We present POASTA, a new optimal algorithm for partial order alignment that exploits long stretches of matching sequence between the graph and a query. We benchmarked POASTA against the state-of-the-art on several diverse bacterial gene datasets and demonstrated an average speed-up of 4.1× and up to 9.8×, using less memory. POASTA’s memory scaling characteristics enabled the construction of much larger POA graphs than previously possible, as demonstrated by megabase-length alignments of 342 Mycobacterium tuberculosis sequences.

Availability and implementation

POASTA is available on Github at https://github.com/broadinstitute/poasta.

1 Introduction

Multiple sequence alignments (MSAs) are central to computational biology.
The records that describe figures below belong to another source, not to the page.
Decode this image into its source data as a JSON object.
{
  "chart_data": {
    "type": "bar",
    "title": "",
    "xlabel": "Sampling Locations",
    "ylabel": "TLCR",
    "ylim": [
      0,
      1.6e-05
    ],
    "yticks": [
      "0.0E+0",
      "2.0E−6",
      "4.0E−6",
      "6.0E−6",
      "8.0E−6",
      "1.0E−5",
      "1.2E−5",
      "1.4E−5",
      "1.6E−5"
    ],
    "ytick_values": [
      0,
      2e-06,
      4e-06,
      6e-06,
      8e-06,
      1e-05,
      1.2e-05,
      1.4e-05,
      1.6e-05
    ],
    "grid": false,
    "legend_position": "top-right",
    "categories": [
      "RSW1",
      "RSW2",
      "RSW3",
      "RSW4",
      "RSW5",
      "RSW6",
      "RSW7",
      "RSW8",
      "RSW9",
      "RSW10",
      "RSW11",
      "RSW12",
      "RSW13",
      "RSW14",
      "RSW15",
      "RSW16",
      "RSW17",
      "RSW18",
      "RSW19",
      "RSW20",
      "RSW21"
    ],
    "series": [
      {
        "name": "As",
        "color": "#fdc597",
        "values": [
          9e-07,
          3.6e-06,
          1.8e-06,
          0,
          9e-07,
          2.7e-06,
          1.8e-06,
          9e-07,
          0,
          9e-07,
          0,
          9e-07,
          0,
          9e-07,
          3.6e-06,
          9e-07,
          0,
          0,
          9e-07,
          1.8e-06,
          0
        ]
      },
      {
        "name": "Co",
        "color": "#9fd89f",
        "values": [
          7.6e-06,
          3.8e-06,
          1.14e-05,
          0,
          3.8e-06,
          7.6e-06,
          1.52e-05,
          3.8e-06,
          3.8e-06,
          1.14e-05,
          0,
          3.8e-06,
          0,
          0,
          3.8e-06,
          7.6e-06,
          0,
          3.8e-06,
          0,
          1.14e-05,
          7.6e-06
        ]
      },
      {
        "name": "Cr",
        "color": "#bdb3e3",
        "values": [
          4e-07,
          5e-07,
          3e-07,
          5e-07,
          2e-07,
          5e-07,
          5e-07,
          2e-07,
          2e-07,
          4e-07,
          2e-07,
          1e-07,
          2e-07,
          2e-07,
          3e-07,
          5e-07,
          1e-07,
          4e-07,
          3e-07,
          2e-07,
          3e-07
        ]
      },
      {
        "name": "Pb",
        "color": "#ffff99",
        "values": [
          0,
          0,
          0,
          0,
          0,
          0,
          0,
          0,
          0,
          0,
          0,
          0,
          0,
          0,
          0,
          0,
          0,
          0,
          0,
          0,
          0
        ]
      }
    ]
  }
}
MSAs have many applications, including computing genetic distances, which can serve as a basis for a phylogeny; determining consensus sequences, e.g. to perform read error correction; and identifying allele frequencies, e.g. for sequence motif identification.

Computing the optimal MSA with the “sum of all pairs” (SP) score is an NP-complete problem (Wang and Jiang 1994). These classical exact algorithms have a runtime exponentially related to the number of sequences and are thus intractable for even modest-sized datasets. Instead, nearly all popular MSA tools, including MAFFT (Katoh and Standley 2013) and MUSCLE (Edgar 2004), compute the MSA progressively: first, an alignment between two sequences is computed, then additional sequences are added one by one until all sequences have been aligned. The runtime of these approaches is linear in the number of sequences instead of exponential. While MSAs computed this way do not necessarily find the globally optimal solution for the SP objective, they are still highly useful approximations to otherwise intractable alignment problems.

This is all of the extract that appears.